Monday, March 28, 2011

College of the Sisters of Bethany

College of the Sisters of Bethany students (1916)

College of the Sisters of Bethany

Location: "A plat of ground bounded by Eighth, Tenth and Folk Streets, and Western Avenue," Topeka, Kansas, USA

Founded: Original charter granted for the "Episcopal Seminary of Topeka" on February 2, 1861. First session of the school opened on June 10, 1861. On July 10, 1872, the name of the institution was changed to the College of the Sisters of Bethany. Finally, the school was renamed Vail College (after Kansas Episcopoal diocese bishop Thomas Vail) on July 2, 1924.

Closed: 1928

As far as I can tell, there were never more than three women's colleges in the state of Kansas. Two of those colleges have closed, and one went co-ed (St. Mary's College in Leavenworth, Kansas--now known as the University of St. Mary--started admitting men in 1988) The College of the Sisters of Bethany (a/k/a Bethany College) is one of the lost ones.

The College was not named after an order of sisters, but to honor the sisters of Bethany, Mary and Martha, who represented "the two great classes of Christian womanhood, the contemplative and the active."

The school was organized by the Episcopal Diocese of Kansas, and like many women's colleges, the early leadership appeared to be entirely male. I don't see mention of a woman "principal"--not to be confused with the college "president"--until Miss Meliora Hambletin (or Hambleton) was elected by the Board in 1904. There is also reference to Mrs. Alice Howland Warwick servicing as principal in 1918.

Somewhat optimistically, the College was once billed as the "Wellesley of the West."

A 2003 article in the Topeka Capital-Journal provides the following description of the school:

From 10 to 35 students -- historical accounts differ -- enrolled in the college's first session, which began on June 10, 1861, in a building at Topeka Boulevard and Ninth Street. Five years later, enrollment had jumped to 101 students, and by 1885 had risen to 350.

Wolfe Hall, the college's main building at S.W. 9th and Polk, was constructed in 1871-1872. It was heated by stoves and lighted by coal oil lamps.

The institution was renamed the College of the Sisters of Bethany in July 1872 and moved to a 20-acre tract bounded by Polk, Western, 8th and 10th.

The school's motto was: "That our daughters may be as the polished corners of the temple." The fully accredited school welcomed both day and boarding pupils and offered classes from kindergarten through the second year of college, according to an Oct. 25, 1953, article in the Topeka Daily Capital.

Board was $5 a week, with laundry service costing an additional dollar.

Parents weren't allowed to send their daughters candles, cakes, pickles and preserves because they were "almost sure to be the precursor of headaches, heartburns, sour tempers and bad lessons till they are gone."
The students were asked to bring an umbrella, a pair of thick-soled shoes or overshoes, table napkins, towels, sheets, pillowcases, a dictionary, an atlas and a Bible, according to the newspaper account.

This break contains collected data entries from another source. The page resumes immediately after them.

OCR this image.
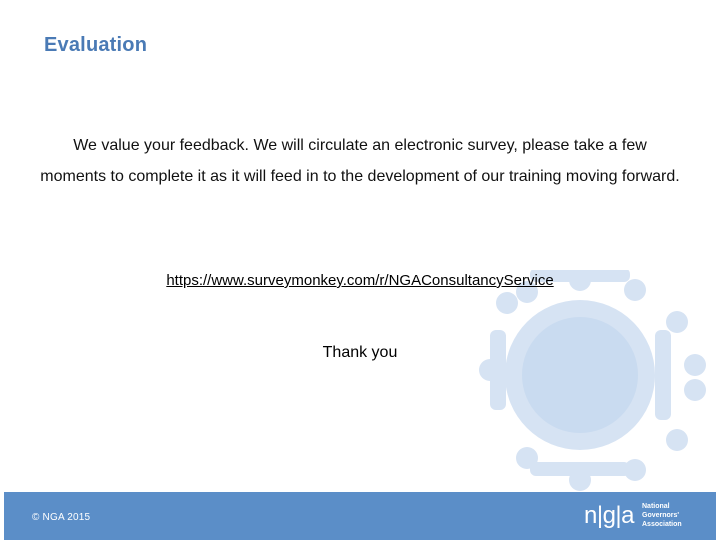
Evaluation
We value your feedback. We will circulate an electronic survey, please take a few moments to complete it as it will feed in to the development of our training moving forward.
https://www.surveymonkey.com/r/NGAConsultancyService
Thank you
© NGA 2015	n|g|a National
Governors'
Association
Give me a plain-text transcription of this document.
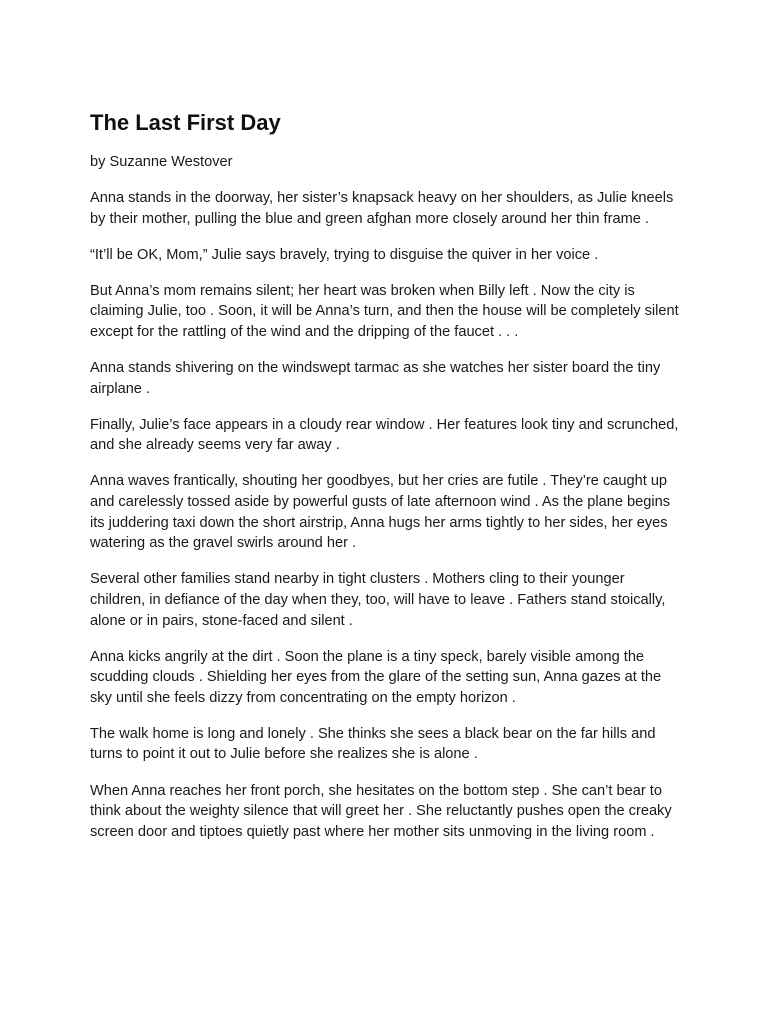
The Last First Day

by Suzanne Westover

Anna stands in the doorway, her sister’s knapsack heavy on her shoulders, as Julie kneels by their mother, pulling the blue and green afghan more closely around her thin frame .

“It’ll be OK, Mom,” Julie says bravely, trying to disguise the quiver in her voice .

But Anna’s mom remains silent; her heart was broken when Billy left . Now the city is claiming Julie, too . Soon, it will be Anna’s turn, and then the house will be completely silent except for the rattling of the wind and the dripping of the faucet . . .

Anna stands shivering on the windswept tarmac as she watches her sister board the tiny airplane .

Finally, Julie’s face appears in a cloudy rear window . Her features look tiny and scrunched, and she already seems very far away .

Anna waves frantically, shouting her goodbyes, but her cries are futile . They’re caught up and carelessly tossed aside by powerful gusts of late afternoon wind . As the plane begins its juddering taxi down the short airstrip, Anna hugs her arms tightly to her sides, her eyes watering as the gravel swirls around her .

Several other families stand nearby in tight clusters . Mothers cling to their younger children, in defiance of the day when they, too, will have to leave . Fathers stand stoically, alone or in pairs, stone-faced and silent .

Anna kicks angrily at the dirt . Soon the plane is a tiny speck, barely visible among the scudding clouds . Shielding her eyes from the glare of the setting sun, Anna gazes at the sky until she feels dizzy from concentrating on the empty horizon .

The walk home is long and lonely . She thinks she sees a black bear on the far hills and turns to point it out to Julie before she realizes she is alone .

When Anna reaches her front porch, she hesitates on the bottom step . She can’t bear to think about the weighty silence that will greet her . She reluctantly pushes open the creaky screen door and tiptoes quietly past where her mother sits unmoving in the living room .
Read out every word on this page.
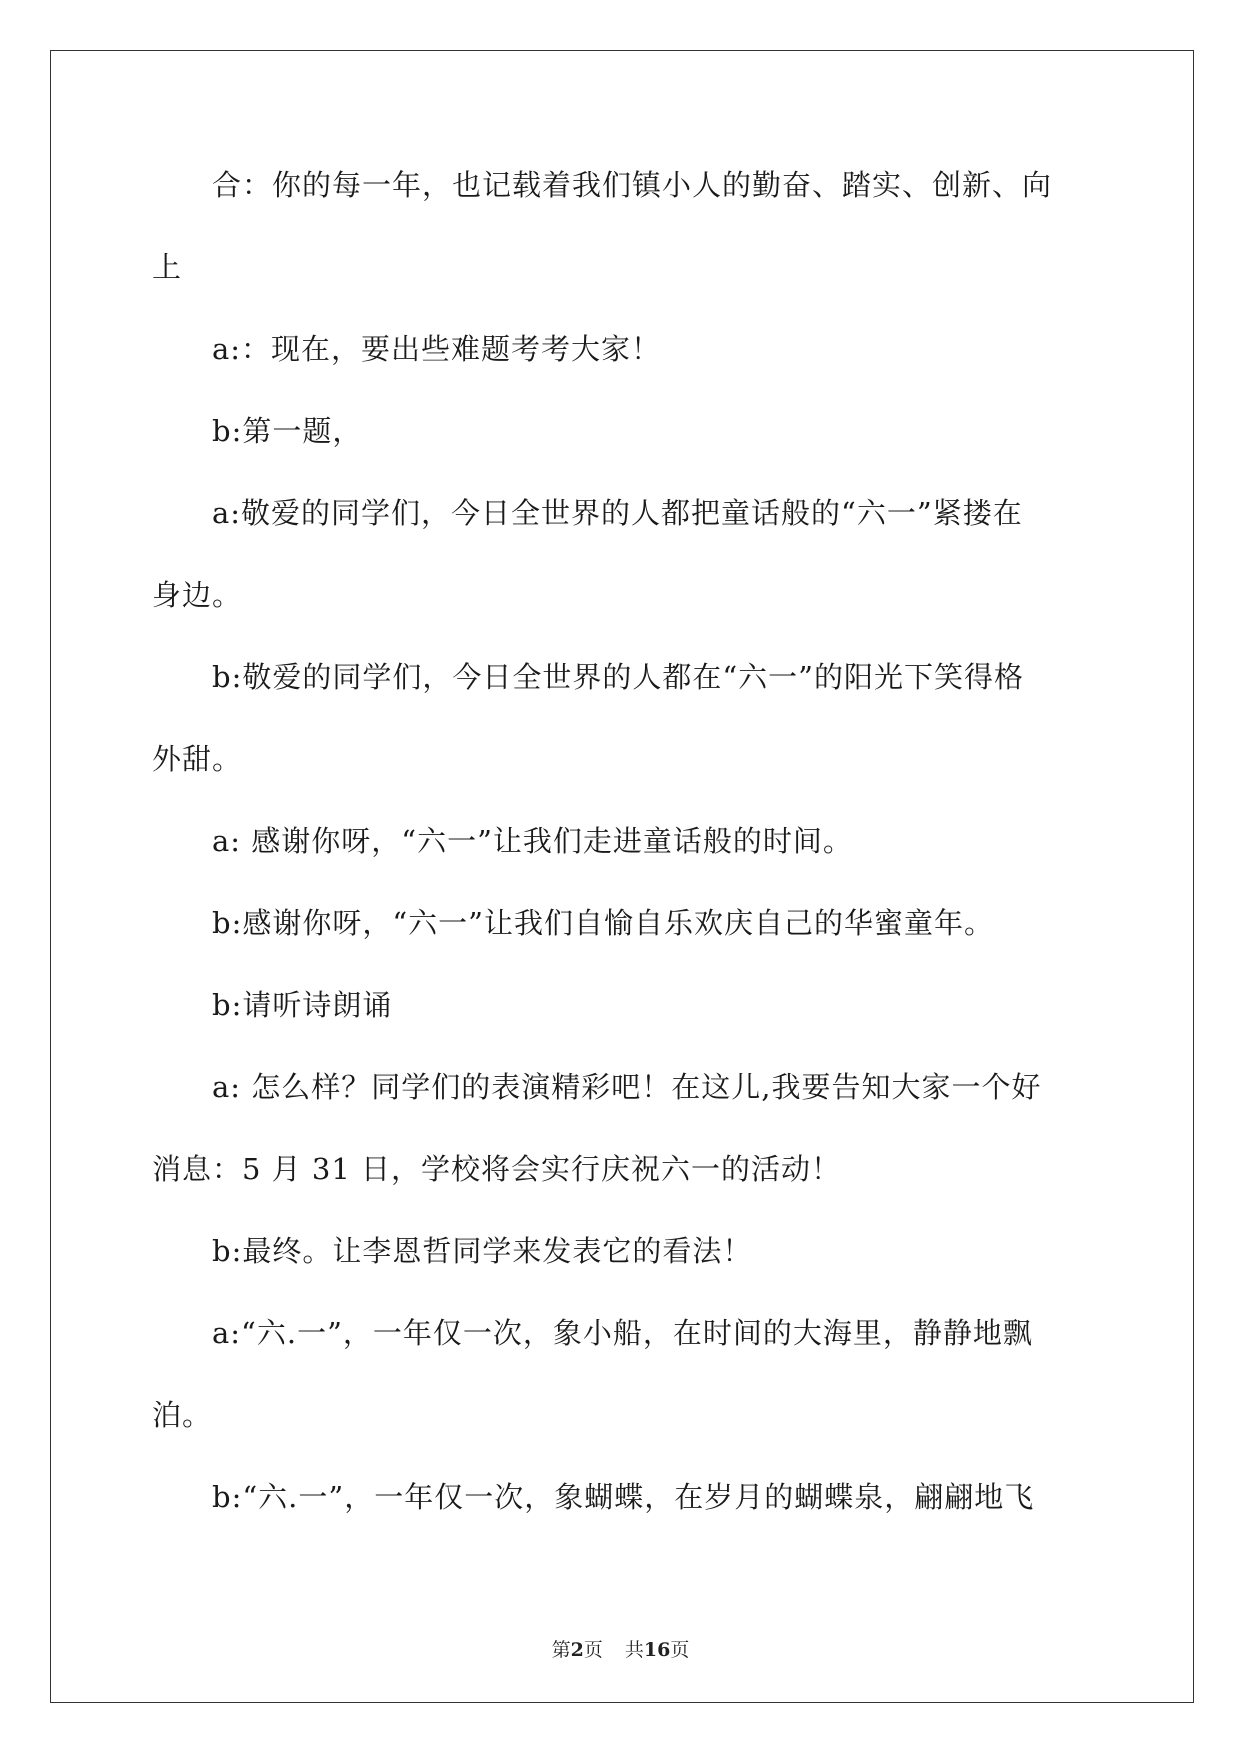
合：你的每一年，也记载着我们镇小人的勤奋、踏实、创新、向
上
a:：现在，要出些难题考考大家！
b:第一题，
a:敬爱的同学们，今日全世界的人都把童话般的“六一”紧搂在
身边。
b:敬爱的同学们，今日全世界的人都在“六一”的阳光下笑得格
外甜。
a: 感谢你呀，“六一”让我们走进童话般的时间。
b:感谢你呀，“六一”让我们自愉自乐欢庆自己的华蜜童年。
b:请听诗朗诵
a: 怎么样？同学们的表演精彩吧！在这儿,我要告知大家一个好
消息：5 月 31 日，学校将会实行庆祝六一的活动！
b:最终。让李恩哲同学来发表它的看法！
a:“六.一”，一年仅一次，象小船，在时间的大海里，静静地飘
泊。
b:“六.一”，一年仅一次，象蝴蝶，在岁月的蝴蝶泉，翩翩地飞
第2页 共16页
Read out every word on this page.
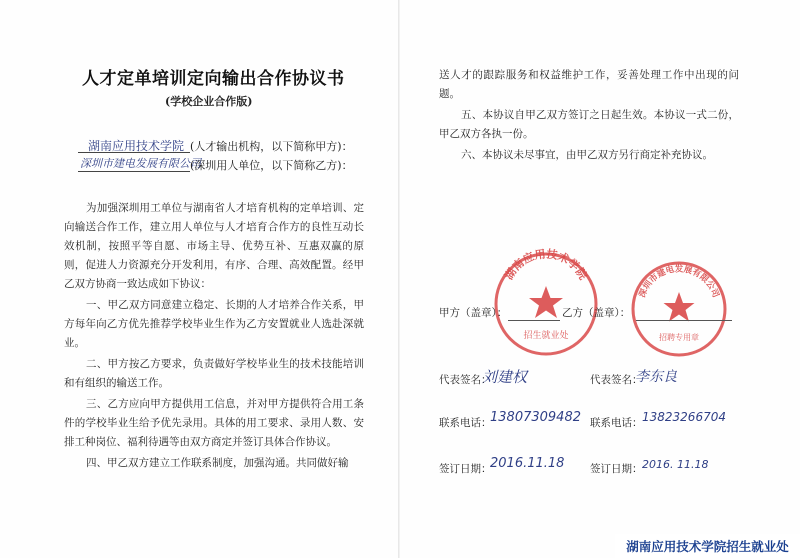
人才定单培训定向输出合作协议书
(学校企业合作版)
湖南应用技术学院 (人才输出机构，以下简称甲方)：
深圳市建电发展有限公司
(深圳用人单位，以下简称乙方)：

为加强深圳用工单位与湖南省人才培育机构的定单培训、定向输送合作工作，建立用人单位与人才培育合作方的良性互动长效机制，按照平等自愿、市场主导、优势互补、互惠双赢的原则，促进人力资源充分开发利用，有序、合理、高效配置。经甲乙双方协商一致达成如下协议：

一、甲乙双方同意建立稳定、长期的人才培养合作关系，甲方每年向乙方优先推荐学校毕业生作为乙方安置就业人选赴深就业。

二、甲方按乙方要求，负责做好学校毕业生的技术技能培训和有组织的输送工作。

三、乙方应向甲方提供用工信息，并对甲方提供符合用工条件的学校毕业生给予优先录用。具体的用工要求、录用人数、安排工种岗位、福利待遇等由双方商定并签订具体合作协议。

四、甲乙双方建立工作联系制度，加强沟通。共同做好输

送人才的跟踪服务和权益维护工作，妥善处理工作中出现的问题。

五、本协议自甲乙双方签订之日起生效。本协议一式二份，甲乙双方各执一份。

六、本协议未尽事宜，由甲乙双方另行商定补充协议。

湖南应用技术学院
招生就业处
深圳市建电发展有限公司
招聘专用章
甲方（盖章）：	乙方（盖章）：
代表签名：
刘建权	代表签名：
李东良
联系电话：
13807309482 联系电话： 13823266704
签订日期：
2016.11.18 签订日期： 2016. 11.18
湖南应用技术学院招生就业处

Subjects taught in the early years included ecclesiastical history, metaphysical science, Greek, Latin, history of Jewish antiquities, evidences of Christianity, moral philosophy, domestic economy and home duties, geometry, geology, chemistry, English, music, physical education, oil painting and elocution.

In the early 20th century, boys in kindergarten through grade three were allowed to attend. Eventually, the school stopped offering college courses and finally closed in 1928 because enrollment dropped after World War and it didn't have the money to stay open.

Almost half of its south grounds was sold to the Topeka Board of Education as the site of Topeka High School. Wolfe Hall was torn down in 1959, and part of its stone was used in a rock wall that stands north of Topeka High School and runs north to S.W. 8th.

Photo: Miss Marguerite Koontz's students rehearsing for the Sisters of Bethany College Alumnae May Fete. The performance took place in Central Park, Saturday, May 20, 1916. Georgia Neese, far left, was one of the older girls participating in the May Fete. The other participants were Elizabeth Hopkins, Margaret Ray, Jessie Burnett, Helen Lucus, Joanna Gleed, Beatrice Shakeshaft and one unidentified girl.